A number of other MBARI researchers also contributed to the project. Engineer Kent Headley spent many hours working on the complicated software needed to control the cpFOCE, and traveled to Australia to help debug the system. Thomas Maughan designed the pH sensors. Ed Peltzer, a marine chemist, made essential calculations regarding the complicated physical and chemical processes involved in mixing carbon dioxide with seawater.

Much of this work was done for free, as part of MBARI’s commitment to technology transfer—that is, the sharing of technology and knowledge developed at MBARI with researchers elsewhere. In the case of the cpFOCE, MBARI’s involvement was key to the success of the project.

By December 2009, the cpFOCE test system was ready to run. It consisted of three clear plastic flumes, each about one meter long. Seawater enriched in carbon dioxide was injected into one of the flumes so that the pH of the water was consistently 0.06 pH units lower than the pH of the surrounding seawater. A second flume was maintained at 0.22 pH units below background levels, while a third plume contained unadulterated seawater as a control. The system was controlled using a waterproof computer system mounted in a floating raft and powered by solar panels and a wind generator.

Although the cpFOCE system operated for about a year, the recent paper in Scientific Reports describes the results of a three-day test period in December 2009. During this period, chemical conditions in each flume were monitored every three hours. The researchers also placed corals and algae within each flume and monitored their growth.

The initial experiment showed that pH levels vary greatly from hour to hour in the coral-reef-flat environment. During this three-day experiment, the pH of the surrounding seawater varied from about 7.8 to 8.4, depending on the tide and the day/night cycle.

The goal of the experiment was to have conditions in the flumes exactly mimic these same cycles, but with very small but consistent differences in pH. As documented in the recent paper, the three-day experiment proved that the cpFOCE could meet this goal except when tidal currents became particularly strong. As Kline put it, “The cpFOCE is an important new experimental system to study in situ impacts of ocean acidification on coral reef ecosystems.”

Kirkwood says, “The cpFOCE system was important because it was the first iteration of what we now call the ‘xFOCE’ concept. The idea is to create a generic system that can be adapted to test the effects of ocean acidification in a variety of settings. We wanted to provide something as simple and inexpensive as possible, but still customizable, using open-source software and hardware. Ideally it would be something that a three-person team could put together in about six months for about $250,000. We haven’t quite gotten there yet, but that’s our goal”.

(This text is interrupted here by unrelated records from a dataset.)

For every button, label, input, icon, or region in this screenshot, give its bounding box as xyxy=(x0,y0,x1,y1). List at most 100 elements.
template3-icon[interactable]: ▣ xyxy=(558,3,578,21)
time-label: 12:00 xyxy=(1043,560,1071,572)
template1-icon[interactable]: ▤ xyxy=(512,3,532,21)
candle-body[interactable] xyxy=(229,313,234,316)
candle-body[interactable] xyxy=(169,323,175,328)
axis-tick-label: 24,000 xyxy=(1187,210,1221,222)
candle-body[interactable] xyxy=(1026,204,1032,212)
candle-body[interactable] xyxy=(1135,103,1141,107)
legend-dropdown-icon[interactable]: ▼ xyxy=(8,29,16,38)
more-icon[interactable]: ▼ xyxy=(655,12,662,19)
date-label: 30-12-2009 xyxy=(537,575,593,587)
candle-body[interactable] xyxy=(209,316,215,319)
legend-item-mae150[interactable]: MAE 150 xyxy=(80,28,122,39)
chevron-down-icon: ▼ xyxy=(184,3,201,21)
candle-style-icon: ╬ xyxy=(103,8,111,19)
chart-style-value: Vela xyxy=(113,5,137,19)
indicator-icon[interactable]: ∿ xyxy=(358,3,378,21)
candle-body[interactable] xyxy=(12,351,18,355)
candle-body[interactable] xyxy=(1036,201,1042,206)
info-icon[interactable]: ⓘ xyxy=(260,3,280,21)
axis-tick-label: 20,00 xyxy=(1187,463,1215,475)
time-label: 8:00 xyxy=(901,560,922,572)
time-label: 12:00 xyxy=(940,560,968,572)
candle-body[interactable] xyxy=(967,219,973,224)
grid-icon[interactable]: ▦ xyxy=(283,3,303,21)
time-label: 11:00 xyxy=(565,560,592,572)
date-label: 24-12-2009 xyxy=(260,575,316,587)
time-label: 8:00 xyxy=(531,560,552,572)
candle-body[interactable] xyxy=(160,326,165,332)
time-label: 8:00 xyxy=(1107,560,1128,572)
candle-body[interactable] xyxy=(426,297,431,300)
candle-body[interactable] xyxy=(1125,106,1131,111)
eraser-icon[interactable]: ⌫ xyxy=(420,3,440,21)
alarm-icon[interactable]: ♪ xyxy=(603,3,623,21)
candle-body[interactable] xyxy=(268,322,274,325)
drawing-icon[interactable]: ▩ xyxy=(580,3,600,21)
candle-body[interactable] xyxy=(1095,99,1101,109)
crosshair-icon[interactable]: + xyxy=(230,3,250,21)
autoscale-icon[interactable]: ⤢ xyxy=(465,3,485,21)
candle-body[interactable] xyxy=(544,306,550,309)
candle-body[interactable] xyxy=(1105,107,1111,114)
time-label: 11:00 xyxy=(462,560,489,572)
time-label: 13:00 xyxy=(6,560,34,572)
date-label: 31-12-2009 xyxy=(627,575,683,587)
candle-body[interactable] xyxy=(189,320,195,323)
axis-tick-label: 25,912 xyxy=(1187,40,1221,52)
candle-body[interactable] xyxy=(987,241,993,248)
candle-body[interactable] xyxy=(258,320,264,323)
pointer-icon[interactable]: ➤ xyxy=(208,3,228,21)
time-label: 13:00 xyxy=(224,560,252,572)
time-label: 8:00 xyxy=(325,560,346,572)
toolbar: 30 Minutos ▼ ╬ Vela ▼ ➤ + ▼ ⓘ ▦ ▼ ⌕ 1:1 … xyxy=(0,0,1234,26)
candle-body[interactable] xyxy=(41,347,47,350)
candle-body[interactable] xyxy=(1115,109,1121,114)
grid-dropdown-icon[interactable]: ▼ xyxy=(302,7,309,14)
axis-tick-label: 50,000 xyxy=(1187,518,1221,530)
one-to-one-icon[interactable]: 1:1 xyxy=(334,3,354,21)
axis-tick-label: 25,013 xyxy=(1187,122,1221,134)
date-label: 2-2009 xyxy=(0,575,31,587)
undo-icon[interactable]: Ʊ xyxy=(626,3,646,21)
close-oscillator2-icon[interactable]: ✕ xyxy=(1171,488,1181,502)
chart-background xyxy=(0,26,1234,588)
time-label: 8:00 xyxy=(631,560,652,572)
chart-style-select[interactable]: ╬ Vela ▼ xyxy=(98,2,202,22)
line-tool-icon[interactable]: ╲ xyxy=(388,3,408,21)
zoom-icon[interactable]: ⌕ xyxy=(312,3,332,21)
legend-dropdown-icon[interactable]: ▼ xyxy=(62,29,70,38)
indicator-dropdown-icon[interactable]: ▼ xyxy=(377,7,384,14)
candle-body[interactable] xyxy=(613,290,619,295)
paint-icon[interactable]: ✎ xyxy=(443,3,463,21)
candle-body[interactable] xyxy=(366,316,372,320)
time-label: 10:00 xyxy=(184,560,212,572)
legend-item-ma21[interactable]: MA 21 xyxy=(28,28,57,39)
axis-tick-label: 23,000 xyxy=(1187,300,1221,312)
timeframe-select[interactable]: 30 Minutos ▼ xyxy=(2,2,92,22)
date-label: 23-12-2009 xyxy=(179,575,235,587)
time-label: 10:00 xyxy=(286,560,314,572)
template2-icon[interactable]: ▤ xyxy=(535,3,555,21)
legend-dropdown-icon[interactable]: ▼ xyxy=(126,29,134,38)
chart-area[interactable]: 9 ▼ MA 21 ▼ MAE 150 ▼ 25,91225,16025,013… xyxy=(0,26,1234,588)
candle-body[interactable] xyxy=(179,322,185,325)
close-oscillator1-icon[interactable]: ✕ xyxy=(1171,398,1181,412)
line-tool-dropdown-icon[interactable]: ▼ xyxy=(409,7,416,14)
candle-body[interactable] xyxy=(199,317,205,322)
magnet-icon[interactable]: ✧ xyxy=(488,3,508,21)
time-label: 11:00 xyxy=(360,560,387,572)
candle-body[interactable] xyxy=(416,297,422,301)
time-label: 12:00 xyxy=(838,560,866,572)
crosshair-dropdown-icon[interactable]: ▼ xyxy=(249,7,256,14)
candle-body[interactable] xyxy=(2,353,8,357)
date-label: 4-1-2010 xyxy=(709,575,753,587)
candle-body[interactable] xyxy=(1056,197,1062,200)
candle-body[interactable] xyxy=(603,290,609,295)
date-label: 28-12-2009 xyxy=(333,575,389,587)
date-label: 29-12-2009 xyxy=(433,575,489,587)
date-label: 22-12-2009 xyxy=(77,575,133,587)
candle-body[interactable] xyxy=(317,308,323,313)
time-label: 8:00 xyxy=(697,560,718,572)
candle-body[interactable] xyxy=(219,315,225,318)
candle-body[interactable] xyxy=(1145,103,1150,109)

Since the cpFOCE was completed, Kirkwood has been helping plan and install other xFOCE installations off the coasts of California, France, England, and even Antarctica. “We’re trying to build up a community of users,” says Kirkwood. “That way the members of the community can help support each other when problems arise. We’ve got some experienced folks in Australia and France already. It will be great to see this technology and expertise expand to other areas as well.”